Powell’s Chair Ends but He Keeps His Board Seat

The April meeting of the Fed’s monetary policy committee featured a lot of institutional news for a month in which the Fed kept monetary policy unchanged. The outlook for the economy and monetary policy remains unclear due to geopolitical turbulence and domestic policy uncertainty. This headline risk is delaying additional Fed monetary policy easing, likely until the end of 2026 or possibly into 2027.

The Fed continued its current pause for rate reductions at the conclusion of the April meeting of the Federal Open Market Committee (FOMC), the central bank’s monetary policy decision making body. The FOMC held the short-term federal funds rate at a top rate of 3.75%, the level set in December of last year.

This marked the third policy pause since the Fed resumed easing in September of 2025.  The Fed’s statement of current economic conditions and policy stance was relatively unchanged from March to April.

However, the April FOMC meeting featured the largest number of policy/communication dissents in more than 30 years. The decision to continue the current policy holding pattern, with an easing bias, was approved with an 8 to 4 vote. One of the four dissents, Governor Miran, voted to cut the federal funds rate by 25 basis points. The remaining three dissents, consisting of a set of regional governors, were on the other side of the policy equation. These bank presidents supported the current pause but objected to the easing bias in the statement given a tick-up in inflation due to factors that include higher oil prices due to the Iran war. Core inflation is registering near 3% while the Fed’s target is 2%.

The April meeting also likely marked the last FOMC decision featuring Chair Powell as Chair of the Fed’s Board of Governors after an eight-year run. President Trump’s choice for Chair, prior Federal Reserve Governor Kevin Warsh, appears set to be approved by the Senate and will likely chair the next meeting.

However, in a change with precedent, while Powell will cease to be Chair of the Board when Warsh assumes leadership, Powell is retaining his seat as a Governor on the Board and thus a member of the FOMC. His position as Governor can last as long as 2028.

Powell noted that he will remain as a Governor as long as a Justice Department probe into the cost of the Fed’s headquarters renovations remains active. That probe is viewed as political by some market analysts. With the departure of Miran, whose seat Warsh is taking, this eliminates a possible Trump pick for the Board.
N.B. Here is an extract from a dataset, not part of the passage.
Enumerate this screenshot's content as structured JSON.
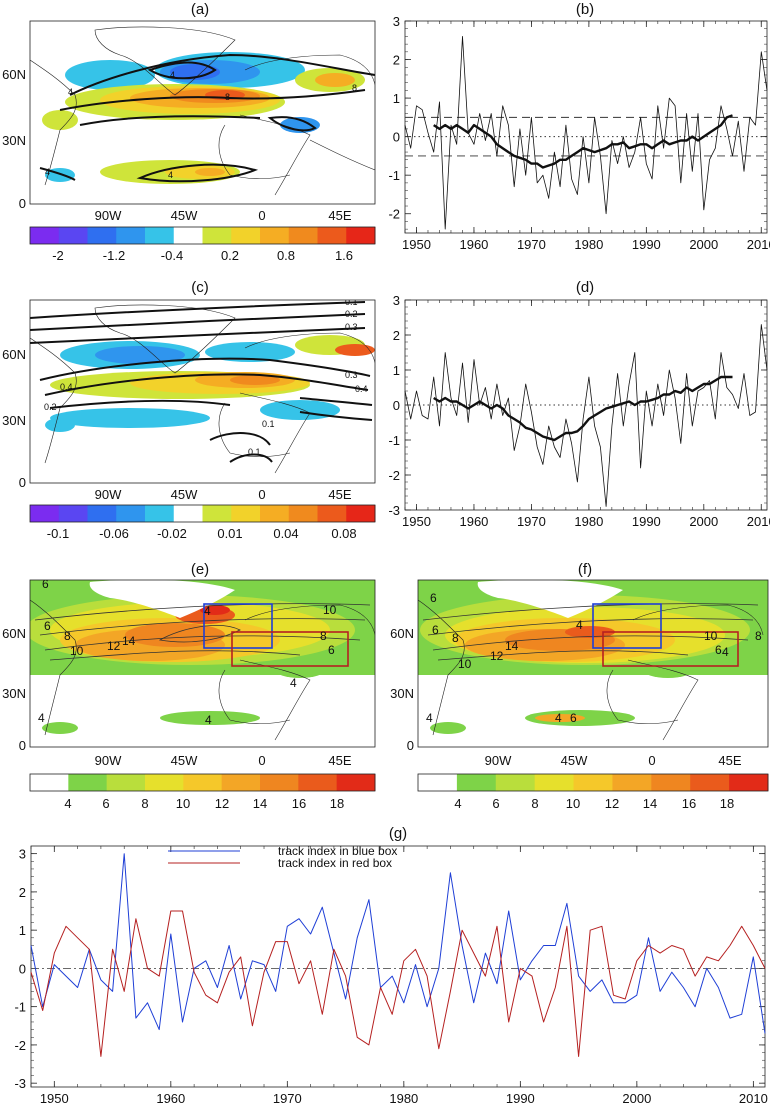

Powell noted that Trump’s criticism of the Fed was “unprecedented in the 113-year history” of the central bank.

U.S. Attorney Jeanine Pirro had previously indicated that the investigation of the renovation would be referred to the Fed’s inspector general, seemingly ending the probe. However, Pirro later noted that the investigation could be reopened. It appears that this pivot is responsible for Powell’s decision today.

So while Warsh will, eventually, become Chair, Powell is remaining on the Board for the time being. This could complicate the timing of Warsh’s intended policy changes. The outlook for the Fed is thus more of the same: a data-dependent holding pattern as headline risk persists, both economic and institutional. Moreover, given the hawkish stance of some of the Fed regional bank presidents, could the market see additional institutional turmoil?